Secondo l’assessore pugliese, “l’autonomia didattica non è un diritto su cui si può trattare, non si tratta sul futuro dei ragazzi, non si tratta sul futuro dei lavoratori, non si tratta sull’unico strumento di democrazia reale: la scuola”.

Le proteste della Flc-Cgil Sicilia

In Sicilia a farsi sentire sono per ora i sindacati. “Ancora tagli tra le scuole sottodimensionate e la Sicilia tanto per cambiare sarà la regione più danneggiata, dopo la Campania, con una riduzione per l’anno scolastico 2024/25 di 109 scuole a causa degli accorpamenti”, ha detto di recente Adriano Rizza, segretario regionale della Flc-Cgil Sicilia.

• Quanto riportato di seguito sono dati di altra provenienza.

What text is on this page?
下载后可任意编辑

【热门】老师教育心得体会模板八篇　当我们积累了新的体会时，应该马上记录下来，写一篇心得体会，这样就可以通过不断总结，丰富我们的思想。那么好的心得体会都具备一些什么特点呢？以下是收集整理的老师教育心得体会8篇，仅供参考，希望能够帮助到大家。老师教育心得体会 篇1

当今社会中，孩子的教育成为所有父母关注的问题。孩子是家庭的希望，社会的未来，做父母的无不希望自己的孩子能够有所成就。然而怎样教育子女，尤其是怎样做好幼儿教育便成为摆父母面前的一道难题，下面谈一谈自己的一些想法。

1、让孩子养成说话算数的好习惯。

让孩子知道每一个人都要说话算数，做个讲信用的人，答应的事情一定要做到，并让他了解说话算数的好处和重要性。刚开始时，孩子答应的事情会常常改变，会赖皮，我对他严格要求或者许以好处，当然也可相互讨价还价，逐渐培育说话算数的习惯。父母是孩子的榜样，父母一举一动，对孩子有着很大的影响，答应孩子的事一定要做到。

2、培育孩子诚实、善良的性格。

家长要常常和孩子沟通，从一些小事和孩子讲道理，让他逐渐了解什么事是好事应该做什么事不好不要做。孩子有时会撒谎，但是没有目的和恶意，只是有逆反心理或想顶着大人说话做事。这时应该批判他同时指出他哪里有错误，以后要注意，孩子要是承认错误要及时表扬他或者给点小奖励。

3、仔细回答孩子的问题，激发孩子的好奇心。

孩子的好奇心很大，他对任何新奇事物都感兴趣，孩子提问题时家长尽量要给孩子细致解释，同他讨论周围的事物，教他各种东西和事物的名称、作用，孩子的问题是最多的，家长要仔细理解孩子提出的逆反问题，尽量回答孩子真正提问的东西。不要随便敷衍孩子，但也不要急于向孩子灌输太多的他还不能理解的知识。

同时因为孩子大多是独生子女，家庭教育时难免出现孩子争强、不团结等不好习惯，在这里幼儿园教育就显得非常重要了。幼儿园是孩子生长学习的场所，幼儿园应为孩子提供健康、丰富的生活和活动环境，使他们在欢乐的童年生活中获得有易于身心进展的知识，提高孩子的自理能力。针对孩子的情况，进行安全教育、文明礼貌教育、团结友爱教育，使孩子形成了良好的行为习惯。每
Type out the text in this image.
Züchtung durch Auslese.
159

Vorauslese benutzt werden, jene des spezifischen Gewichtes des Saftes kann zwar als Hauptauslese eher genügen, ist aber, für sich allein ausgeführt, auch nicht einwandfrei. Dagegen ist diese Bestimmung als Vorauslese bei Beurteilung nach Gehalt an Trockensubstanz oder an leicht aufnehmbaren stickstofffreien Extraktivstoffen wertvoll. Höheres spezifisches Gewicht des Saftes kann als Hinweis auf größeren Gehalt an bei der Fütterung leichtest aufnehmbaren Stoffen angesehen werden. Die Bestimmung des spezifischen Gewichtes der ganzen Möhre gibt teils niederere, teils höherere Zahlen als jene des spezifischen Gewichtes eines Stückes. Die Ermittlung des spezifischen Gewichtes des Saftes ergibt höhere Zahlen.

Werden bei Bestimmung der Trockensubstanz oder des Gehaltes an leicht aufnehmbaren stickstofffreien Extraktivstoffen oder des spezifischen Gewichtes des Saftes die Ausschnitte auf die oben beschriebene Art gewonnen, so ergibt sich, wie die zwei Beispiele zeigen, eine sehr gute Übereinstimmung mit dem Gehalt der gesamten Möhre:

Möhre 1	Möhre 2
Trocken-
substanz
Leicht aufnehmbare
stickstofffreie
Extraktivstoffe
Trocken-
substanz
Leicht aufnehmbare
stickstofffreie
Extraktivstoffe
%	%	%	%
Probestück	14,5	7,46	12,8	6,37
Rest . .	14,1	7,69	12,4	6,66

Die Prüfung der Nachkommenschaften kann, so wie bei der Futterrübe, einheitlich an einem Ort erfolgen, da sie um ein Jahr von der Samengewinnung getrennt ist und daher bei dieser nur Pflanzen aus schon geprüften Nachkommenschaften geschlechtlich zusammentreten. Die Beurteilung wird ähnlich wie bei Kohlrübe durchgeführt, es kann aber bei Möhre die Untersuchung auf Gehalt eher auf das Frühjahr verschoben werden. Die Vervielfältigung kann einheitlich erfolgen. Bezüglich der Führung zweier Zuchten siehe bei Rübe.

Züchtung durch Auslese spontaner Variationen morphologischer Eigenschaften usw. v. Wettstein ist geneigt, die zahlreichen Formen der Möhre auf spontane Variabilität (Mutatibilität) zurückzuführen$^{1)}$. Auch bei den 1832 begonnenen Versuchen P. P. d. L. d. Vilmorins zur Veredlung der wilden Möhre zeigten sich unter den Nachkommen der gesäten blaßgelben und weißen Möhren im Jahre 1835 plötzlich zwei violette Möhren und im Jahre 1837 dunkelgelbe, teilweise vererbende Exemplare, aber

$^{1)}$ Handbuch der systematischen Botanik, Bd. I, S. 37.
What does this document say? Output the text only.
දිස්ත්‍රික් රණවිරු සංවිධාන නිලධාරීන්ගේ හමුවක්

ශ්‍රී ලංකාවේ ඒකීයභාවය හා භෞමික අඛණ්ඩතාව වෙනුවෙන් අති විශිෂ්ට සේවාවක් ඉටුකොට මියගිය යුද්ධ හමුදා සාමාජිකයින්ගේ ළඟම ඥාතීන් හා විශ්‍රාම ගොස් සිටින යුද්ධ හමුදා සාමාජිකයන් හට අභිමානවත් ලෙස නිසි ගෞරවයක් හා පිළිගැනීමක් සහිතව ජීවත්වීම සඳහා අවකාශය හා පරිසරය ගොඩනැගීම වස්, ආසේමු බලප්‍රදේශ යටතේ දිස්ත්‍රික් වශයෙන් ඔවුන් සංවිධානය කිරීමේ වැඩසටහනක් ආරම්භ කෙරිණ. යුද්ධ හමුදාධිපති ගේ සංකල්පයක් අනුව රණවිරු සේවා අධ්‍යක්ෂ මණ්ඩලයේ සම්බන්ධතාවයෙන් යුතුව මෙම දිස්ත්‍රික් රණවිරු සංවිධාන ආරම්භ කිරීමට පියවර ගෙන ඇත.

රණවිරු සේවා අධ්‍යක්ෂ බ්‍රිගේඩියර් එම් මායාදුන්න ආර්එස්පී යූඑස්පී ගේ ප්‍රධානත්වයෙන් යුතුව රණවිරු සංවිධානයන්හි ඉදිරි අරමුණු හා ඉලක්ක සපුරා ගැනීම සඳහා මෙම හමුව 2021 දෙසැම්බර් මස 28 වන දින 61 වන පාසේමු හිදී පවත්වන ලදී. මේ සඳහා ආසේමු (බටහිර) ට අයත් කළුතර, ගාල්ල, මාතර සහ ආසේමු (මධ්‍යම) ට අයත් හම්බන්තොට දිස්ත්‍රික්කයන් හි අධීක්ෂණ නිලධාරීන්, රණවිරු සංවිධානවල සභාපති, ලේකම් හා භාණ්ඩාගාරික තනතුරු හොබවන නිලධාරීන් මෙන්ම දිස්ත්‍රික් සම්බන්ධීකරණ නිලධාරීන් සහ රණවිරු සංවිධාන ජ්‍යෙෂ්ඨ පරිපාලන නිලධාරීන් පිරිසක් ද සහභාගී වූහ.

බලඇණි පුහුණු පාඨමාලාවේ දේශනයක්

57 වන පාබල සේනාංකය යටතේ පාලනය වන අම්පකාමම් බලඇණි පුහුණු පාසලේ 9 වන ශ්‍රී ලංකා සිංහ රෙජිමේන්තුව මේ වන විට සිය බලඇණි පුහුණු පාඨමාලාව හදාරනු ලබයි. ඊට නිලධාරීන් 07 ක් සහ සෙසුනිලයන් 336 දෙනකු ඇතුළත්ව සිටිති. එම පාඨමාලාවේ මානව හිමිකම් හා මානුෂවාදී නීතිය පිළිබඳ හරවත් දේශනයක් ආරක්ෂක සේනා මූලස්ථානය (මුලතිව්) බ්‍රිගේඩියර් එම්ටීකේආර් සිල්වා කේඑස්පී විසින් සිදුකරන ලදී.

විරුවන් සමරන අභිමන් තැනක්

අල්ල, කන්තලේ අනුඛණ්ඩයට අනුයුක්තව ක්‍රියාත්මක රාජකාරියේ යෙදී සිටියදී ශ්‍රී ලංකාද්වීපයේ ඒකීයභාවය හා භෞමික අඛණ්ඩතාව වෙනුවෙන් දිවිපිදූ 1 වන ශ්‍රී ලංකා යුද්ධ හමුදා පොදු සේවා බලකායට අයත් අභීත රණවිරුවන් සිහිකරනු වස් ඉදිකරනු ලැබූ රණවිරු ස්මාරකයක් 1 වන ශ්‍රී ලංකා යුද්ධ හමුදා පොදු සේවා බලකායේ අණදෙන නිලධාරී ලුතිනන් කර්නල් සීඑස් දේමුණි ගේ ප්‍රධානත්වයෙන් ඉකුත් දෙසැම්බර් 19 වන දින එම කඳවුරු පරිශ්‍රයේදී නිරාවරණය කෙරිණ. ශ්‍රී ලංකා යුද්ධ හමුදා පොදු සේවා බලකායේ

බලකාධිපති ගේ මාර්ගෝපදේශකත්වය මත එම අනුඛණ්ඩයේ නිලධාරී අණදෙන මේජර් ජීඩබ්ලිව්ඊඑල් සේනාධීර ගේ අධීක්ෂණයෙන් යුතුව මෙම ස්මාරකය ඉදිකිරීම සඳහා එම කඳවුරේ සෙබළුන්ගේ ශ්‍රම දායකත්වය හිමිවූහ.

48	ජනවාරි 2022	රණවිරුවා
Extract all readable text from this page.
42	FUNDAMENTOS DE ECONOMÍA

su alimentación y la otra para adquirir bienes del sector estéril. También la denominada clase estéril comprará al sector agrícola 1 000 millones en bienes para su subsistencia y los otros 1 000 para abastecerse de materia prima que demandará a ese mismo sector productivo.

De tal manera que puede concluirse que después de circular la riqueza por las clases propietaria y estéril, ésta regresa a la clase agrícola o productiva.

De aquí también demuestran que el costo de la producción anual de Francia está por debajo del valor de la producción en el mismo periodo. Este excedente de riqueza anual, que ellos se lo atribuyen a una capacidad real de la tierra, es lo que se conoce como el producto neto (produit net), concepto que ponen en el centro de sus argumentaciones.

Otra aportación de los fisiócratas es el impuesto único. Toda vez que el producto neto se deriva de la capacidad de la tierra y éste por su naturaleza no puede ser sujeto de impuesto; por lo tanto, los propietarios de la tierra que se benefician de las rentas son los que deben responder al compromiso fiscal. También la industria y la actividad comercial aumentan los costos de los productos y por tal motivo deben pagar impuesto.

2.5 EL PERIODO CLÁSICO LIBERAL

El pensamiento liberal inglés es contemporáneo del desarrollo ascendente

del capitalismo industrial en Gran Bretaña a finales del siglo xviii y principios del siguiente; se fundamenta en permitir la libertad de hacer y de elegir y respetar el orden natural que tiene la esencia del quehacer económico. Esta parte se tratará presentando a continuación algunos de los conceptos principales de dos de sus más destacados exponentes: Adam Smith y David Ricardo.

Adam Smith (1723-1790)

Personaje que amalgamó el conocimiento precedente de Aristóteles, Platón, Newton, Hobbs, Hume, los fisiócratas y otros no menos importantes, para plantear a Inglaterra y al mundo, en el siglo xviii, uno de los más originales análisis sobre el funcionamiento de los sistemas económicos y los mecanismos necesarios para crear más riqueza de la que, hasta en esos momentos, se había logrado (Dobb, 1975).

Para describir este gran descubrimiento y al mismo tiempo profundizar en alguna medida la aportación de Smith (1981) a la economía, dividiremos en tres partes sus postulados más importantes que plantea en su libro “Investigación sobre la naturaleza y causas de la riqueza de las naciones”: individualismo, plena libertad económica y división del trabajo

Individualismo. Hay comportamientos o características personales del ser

“Il dimensionamento scolastico previsto nell’ultima legge di bilancio varata dal governo nazionale – ha continuato Rizza – aumenta da 600 a 900 la soglia minima di studenti che gli istituti devono avere per rimanere in vita. Questo vuol dire che a partire dall’anno 2024/25, tutte le scuole con meno di 900 studenti dovranno essere accorpate ad altre. L’obiettivo è evidente: risparmiare risorse a scapito del buon funzionamento dell’attività scolastica, riducendo il numero dei dirigenti e del personale amministrativo”.

La difesa di Valditara

Non si esclude, quindi, che anche la Puglia possa tentare un’azione legale contro i tagli. Dal canto suo, il ministro Giuseppe Valditara, reputa la fusione delle scuole un’operazione molto meno evidente rispetto a quella conseguente al vistoso calo di nascite: il numero uno del dicastero dell’Istruzione, qualche settimana fa, ha definito infatti l’operazione come un “efficientamento della presenza della dirigenza sul territorio, eliminando l’abuso della misura della reggenza” senza prevedere “chiusure di plessi scolastici”.

Inoltre, sempre per Valditara, il Governo Meloni avrebbe “mitigato gli effetti delle normative precedenti e osservato i vincoli dell’Ue in attuazione del PNRR: non si può essere europeisti a corrente alternata”.

Il risultato di denatalità e mancate risposte

Già abbiamo avuto modo di scrivere che, in effetti, condizioni per la riduzione di scuole autonome sembrerebbero esservi. Ancora di più perché nessun Governo è riuscito a ridurre i parametri che portano alla formazione delle classi, mostrando da questo punto di vista colpevole passività.

Si calcola che nel prossimo decennio a causa della forte denatalità si passerà dagli attuali 8 milioni abbondanti di alunni a meno di 7 milioni. Fino a sprofondare a circa 6,7 milioni nel 2034. In queste condizioni, con prime classi alle superiori formate con almeno 27 iscritti, come si poteva sperare di non avere ripercussioni sulle scuole e sugli organici?